3. Ultra-fast retrieval system with 100% recall rate.

The neural network produces molecular embeddings as float16 value vectors in a 60-dimensional space. The number of dimensions is tuned to balance quality and retrieval speed. With these compact representations, we construct an index of a given molecular library and store it on SSD disks. To search, we calculate the cosine similarity of a query molecule’s embedding to that of each indexed molecule in a brute-force fashion. Cosine similarity is implemented in C++ as matrix multiplication using Single-Instruction-Multiple-Data (SIMD) instructions. The main advantage of this method is the 100% recall, so if an existing item in the index similar to the query, it must be found. This is crucial for large-scale libraries with billions of molecules. The search infrastructure is set up with 27 nodes having 2-core CPUs and 4 GB RAM connected to 270 SSD disks of 21 GB each, with 1 Gbit/s throughput per disk. This infrastructure allows us to cost-efficiently screen Enamine REAL Space within seconds.

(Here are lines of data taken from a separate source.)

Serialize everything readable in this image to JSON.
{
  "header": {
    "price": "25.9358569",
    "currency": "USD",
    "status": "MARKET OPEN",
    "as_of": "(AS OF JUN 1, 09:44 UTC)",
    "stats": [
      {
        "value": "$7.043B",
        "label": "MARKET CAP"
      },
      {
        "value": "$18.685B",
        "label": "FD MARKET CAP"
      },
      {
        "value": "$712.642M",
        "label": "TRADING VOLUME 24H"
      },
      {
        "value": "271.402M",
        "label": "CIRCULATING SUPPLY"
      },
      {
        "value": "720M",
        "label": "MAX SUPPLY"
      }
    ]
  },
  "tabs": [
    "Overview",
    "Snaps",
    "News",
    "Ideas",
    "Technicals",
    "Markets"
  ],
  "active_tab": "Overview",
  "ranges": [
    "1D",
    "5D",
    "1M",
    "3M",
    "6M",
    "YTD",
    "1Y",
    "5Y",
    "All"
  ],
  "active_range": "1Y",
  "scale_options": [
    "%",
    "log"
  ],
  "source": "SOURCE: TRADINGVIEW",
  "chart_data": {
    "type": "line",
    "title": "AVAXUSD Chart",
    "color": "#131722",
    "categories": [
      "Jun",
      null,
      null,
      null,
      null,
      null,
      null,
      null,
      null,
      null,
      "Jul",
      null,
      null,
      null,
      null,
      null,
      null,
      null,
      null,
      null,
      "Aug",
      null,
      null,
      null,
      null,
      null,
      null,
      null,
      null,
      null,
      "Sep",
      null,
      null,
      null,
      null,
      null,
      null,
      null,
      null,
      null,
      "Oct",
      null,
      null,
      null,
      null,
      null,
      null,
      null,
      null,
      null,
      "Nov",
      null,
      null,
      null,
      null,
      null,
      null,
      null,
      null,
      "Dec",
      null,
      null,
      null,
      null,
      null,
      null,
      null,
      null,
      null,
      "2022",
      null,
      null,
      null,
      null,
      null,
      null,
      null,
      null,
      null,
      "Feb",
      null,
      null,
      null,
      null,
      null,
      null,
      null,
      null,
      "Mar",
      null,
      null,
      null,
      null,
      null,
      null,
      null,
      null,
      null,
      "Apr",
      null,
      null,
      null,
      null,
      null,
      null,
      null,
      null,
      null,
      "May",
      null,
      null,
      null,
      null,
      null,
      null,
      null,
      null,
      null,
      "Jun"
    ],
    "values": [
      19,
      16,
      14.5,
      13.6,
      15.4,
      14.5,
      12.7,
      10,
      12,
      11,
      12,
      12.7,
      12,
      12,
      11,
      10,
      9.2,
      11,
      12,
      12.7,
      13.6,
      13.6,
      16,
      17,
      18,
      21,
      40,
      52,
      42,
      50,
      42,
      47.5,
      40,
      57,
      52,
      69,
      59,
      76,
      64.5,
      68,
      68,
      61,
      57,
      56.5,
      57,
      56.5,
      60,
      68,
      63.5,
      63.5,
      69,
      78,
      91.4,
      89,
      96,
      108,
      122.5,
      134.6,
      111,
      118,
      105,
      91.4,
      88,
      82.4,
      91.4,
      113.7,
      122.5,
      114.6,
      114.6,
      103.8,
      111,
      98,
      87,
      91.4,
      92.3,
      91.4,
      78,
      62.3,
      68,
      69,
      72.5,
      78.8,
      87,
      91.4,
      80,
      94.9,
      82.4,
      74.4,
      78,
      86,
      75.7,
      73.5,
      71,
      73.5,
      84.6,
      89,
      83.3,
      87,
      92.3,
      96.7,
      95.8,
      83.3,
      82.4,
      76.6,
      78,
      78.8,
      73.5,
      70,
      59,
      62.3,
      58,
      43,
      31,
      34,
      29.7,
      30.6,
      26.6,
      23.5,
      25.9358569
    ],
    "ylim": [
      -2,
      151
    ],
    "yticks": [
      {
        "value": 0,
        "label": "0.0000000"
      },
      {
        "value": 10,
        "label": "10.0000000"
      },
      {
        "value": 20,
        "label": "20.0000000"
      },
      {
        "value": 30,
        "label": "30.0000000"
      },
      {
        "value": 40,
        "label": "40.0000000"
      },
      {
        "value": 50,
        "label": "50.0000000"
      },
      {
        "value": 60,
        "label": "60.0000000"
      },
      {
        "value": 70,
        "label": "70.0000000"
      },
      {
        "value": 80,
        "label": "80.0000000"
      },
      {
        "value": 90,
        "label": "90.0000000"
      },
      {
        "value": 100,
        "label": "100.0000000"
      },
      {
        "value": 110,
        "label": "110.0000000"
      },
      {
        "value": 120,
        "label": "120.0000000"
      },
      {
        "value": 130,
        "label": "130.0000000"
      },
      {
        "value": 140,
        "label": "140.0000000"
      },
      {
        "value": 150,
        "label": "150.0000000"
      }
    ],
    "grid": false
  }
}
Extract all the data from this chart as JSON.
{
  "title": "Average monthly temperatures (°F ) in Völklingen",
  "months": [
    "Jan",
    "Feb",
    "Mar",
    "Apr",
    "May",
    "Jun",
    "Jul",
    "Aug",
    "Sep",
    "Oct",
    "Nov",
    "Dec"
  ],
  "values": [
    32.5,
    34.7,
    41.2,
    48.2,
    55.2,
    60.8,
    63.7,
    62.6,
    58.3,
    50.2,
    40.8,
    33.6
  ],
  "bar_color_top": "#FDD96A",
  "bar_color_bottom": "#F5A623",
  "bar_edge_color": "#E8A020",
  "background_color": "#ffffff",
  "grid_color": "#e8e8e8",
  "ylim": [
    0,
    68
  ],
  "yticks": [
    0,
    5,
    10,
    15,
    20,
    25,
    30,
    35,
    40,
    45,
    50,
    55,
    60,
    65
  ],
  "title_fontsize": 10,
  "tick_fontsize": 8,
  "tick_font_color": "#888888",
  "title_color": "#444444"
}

4. Finding novel SETDB1 binders using BIOPTIC

All known SETDB1 binders will be used as query molecules to search Enamine REAL Space of 40 billion molecules for structurally dissimilar molecules having similar binding activity to the query molecules. The top 100,000 ranking hits with sufficient dissimilarity (ECFP4 Tanimoto < 0.4) to any known SETDB1 binder will be extracted. This set will be passed through the REOS filter and the required 550-Dalton MW filter to remove undesirable compounds. The remaining compounds will be clustered into 1000 clusters, and a best scoring compound from each cluster will be retained. This 1000-compound hit list will be checked for solubility < 100 µM using Simulation Plus.

More method details:  https://www.bioptic.io/post/bioptic-a-target-agnostic-potency-based-small-molecules-search-engine

 

What makes your approach stand out from the community? (<100 words)

We developed a single global model for target-agnostic potency-based molecule search, which allows finding structurally dissimilar molecules with similar activities. 

We extensively benchmarked our model against several state-of-the-art (SOTA) models in hit identification settings for their ability to find novel, structurally dissimilar molecules with similar activities. 

We developed an efficient system based on processor-optimized SIMD instructions and deployed it on a cluster of machines connected to a matrix of SSD-disks that make it feasible to scan huge 40B libraries super fast.

 

Method Name
BIOPTIC: A TARGET-AGNOSTIC POTENCY-BASED SEARCH ENGINE FOR SMALL MOLECULES
Commercial software packages used

N/A

Free software packages used

RDKit

REOS

RoBERTa

Relevant publications of previous uses by your group of this software/method

The method is published in the following blog post:

https://www.bioptic.io/post/bioptic-a-target-agnostic-potency-based-small-molecules-search-engine

We’ve also submitted the manuscript to arxiv. The manuscript should be available on arxiv soon.